“The Invisible Industry”

The “Ten Legitimately Fascinating Facts About the Shipping Industry” in this post at The Atlantic are pulled from a new book entitled Ninety Per Cent of Everything, by Rose George. George wrote the book after spending months at sea “on various massive ships the length of football fields and the height of Niagara Falls.” The title of the book is based on the fact almost 90% of everything we buy arrives by ship; there are at least 20 million containers travelling across the ocean at this moment. And similar to how it’s presently cheaper to ship Canadian softwood lumber to China than on a flatbed to the Dakotas, it’s also reportedly “less expensive to ship Scottish cod 10,000 miles away to China to be filleted and then sent back to Scotland than it is to pay Scottish filleters to do the job.” Among other things, I was interested to learn that shipping is the ‘greenest’ mass transport: “Compared to the energy expended moving goods by plane or truck, shipping is far less damaging in terms of greenhouse gases released.”

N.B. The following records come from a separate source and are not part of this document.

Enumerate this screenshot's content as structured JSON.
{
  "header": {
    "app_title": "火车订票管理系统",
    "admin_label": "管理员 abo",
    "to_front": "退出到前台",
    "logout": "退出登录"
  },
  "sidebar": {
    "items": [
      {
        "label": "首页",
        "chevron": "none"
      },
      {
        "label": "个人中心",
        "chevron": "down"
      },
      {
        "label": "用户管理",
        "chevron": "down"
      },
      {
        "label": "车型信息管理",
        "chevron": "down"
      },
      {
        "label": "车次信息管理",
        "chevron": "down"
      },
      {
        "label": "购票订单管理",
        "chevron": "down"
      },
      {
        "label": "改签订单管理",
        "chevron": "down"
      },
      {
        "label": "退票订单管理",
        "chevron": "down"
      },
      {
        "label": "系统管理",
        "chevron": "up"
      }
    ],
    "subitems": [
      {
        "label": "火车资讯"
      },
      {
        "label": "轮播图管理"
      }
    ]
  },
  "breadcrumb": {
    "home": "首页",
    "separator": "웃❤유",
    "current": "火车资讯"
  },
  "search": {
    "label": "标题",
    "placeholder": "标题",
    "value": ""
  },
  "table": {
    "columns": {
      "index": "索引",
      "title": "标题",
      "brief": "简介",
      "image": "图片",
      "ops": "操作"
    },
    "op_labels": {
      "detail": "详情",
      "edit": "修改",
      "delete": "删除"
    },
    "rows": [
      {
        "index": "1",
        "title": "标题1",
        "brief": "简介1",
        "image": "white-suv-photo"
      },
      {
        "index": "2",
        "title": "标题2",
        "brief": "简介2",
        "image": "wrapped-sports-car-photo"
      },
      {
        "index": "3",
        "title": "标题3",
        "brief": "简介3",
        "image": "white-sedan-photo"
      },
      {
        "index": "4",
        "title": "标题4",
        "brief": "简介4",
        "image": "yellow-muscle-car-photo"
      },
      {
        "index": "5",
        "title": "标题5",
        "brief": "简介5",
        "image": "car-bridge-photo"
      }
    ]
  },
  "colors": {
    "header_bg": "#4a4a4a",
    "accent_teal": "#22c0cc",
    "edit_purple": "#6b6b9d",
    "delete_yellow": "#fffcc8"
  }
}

Upon forwarding this story to a shipbroker friend here in Vancouver, he replied “China imports about 750 million tons per annum of iron ore – over two million tons per DAY. In addition, domestic production is a further 640 odd million tons. Approximately 25 million tons each of coal and grains are shipped through B.C. ports alone.” Recent data for B.C. lumber shipments to China is available in an earlier post here.